Wednesday, September 17, 2008

How about a "too big to fail" tax? How about bringing back the RTC?


Boy, isn’t it hard to believe that a major insurance holding company and a major investment bank both threw most of their assets into the toilet by “insuring” uncreditworthy home purchasers?

Remedies about. In an op-ed on p A17 of the Sept. 17 New York Times, Johnathan G. S. Koppell proposes a “failure tax” as an antidote for the topheavy corporate dominoes that are “too big to fail,” until they do. He says that the Fed and Treasury department are starting to act like claims adjusters themselves, after a financial Katrina. So why not charge a coastal risk premium? The link is here.

CNBC suggests bringing back a Resolution Trust Corporation (which was merged into the FDIC in 1995).

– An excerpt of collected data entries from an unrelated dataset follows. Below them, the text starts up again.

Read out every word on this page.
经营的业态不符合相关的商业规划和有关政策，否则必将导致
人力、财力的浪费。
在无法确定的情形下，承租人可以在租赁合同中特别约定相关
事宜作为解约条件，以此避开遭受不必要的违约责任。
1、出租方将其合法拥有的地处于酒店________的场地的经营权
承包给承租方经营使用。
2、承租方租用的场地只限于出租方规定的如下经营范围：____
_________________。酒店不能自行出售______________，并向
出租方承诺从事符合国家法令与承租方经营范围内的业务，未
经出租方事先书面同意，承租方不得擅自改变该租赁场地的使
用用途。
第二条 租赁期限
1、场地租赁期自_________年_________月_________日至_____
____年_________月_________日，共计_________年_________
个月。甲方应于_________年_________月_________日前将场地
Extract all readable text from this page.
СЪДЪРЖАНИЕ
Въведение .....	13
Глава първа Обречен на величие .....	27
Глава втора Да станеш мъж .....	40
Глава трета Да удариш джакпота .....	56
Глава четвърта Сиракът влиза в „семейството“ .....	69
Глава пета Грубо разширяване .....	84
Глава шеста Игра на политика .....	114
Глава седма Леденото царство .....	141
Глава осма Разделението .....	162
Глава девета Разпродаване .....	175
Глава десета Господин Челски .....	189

Some lessons should be learned from the past. After the savings and loan scandals of the late 1980s, the RTC and various entities used arcane rules to go after defaulting borrowers for default judgments after foreclosures. James A. Wiedemer documented all of these horrific events in his largely forgotten 1992 paperback. A Homeowner's Guide to Foreclosure: How to Protect your Home and your Rights.

Returing to the uptick rule for short sellers is another suggestion that sounds like common sense.